Duaların, gülbangların, dileklerin, yalvarışların yanlızca Allah’a yapılması gerektiği bilinmekle birlikte evliya, enbiya, ermiş kişilerin Allah’ın bir çok özeliklerine dolayısıyla maneviyetine ulaşmış olmalarının, Allah’ın temsilcileri olduklarına ve dileklerinin Allah tarafından bu kutsal kişilerin yüzü suyu hürmetine kabul edildiği inancına dayanır. 

Kutsal mekanlarda yatan ulu zatlardan medet umma, yardım dileme görüşlerinin arkasındaki asıl temel neden ise, insanların ölümünden sonraki yaşamla ilgili inançlardır.

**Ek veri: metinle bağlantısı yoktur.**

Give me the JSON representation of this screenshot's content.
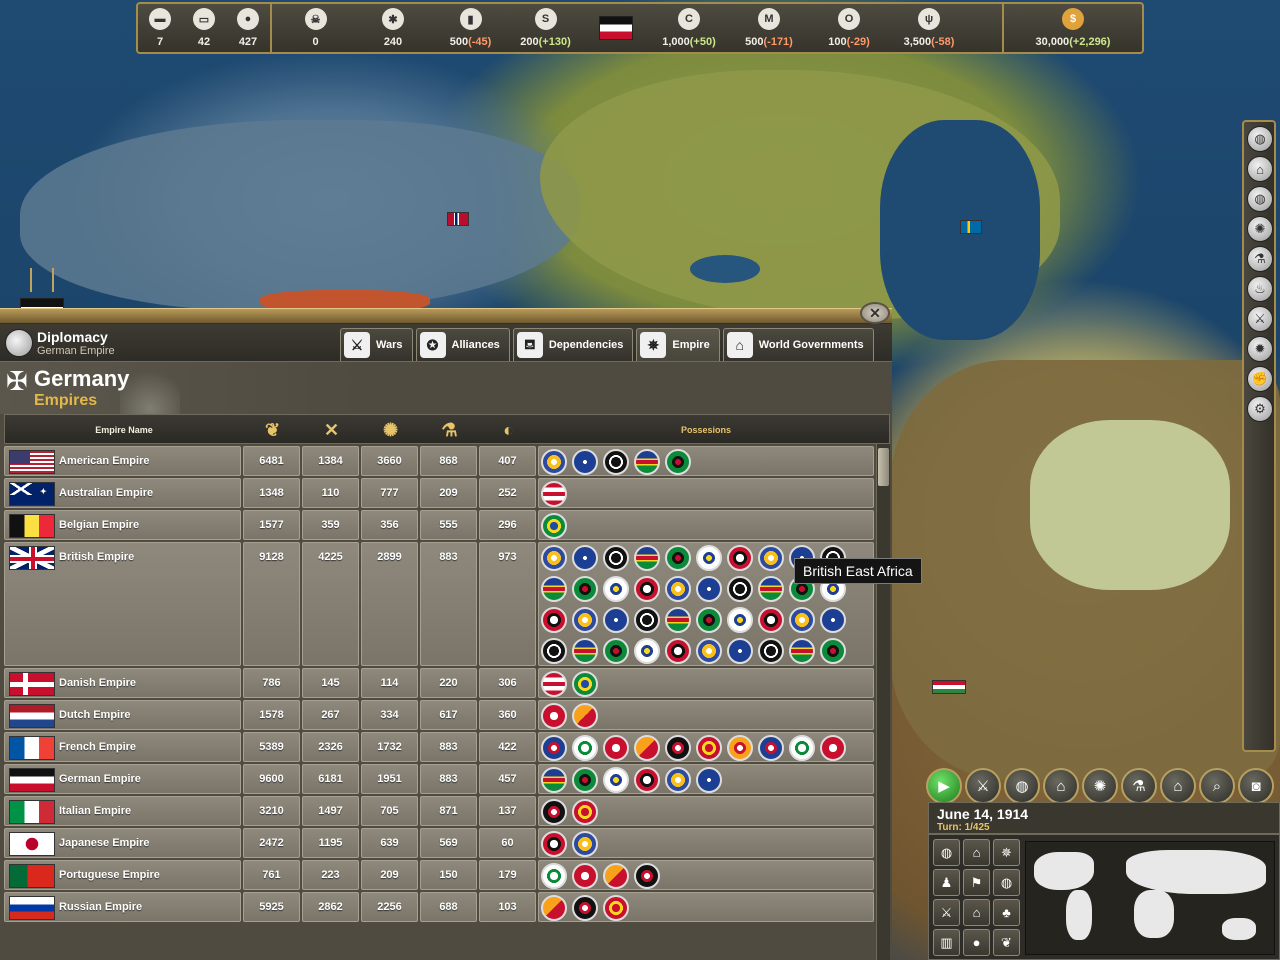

Dini inançların birbirinden bir çok konuda farklı olsalar da, temel olarak ölümden sonraki yaşamla ilgili temel benzerlikler aynıdır. Bu temel benzerliklerde insanın öldüğünde, ruhun bedenden ayrılarak ruhlar aleminde yaşamın devam ettiği inancıdır. Ve aynı zamanda zahiri alemle(yakınlarıyla) sürekli iletişim halindedirler. Ölümden sonraki ruh halli Alevilerde ise “don değiştirdi” denilmektedir. 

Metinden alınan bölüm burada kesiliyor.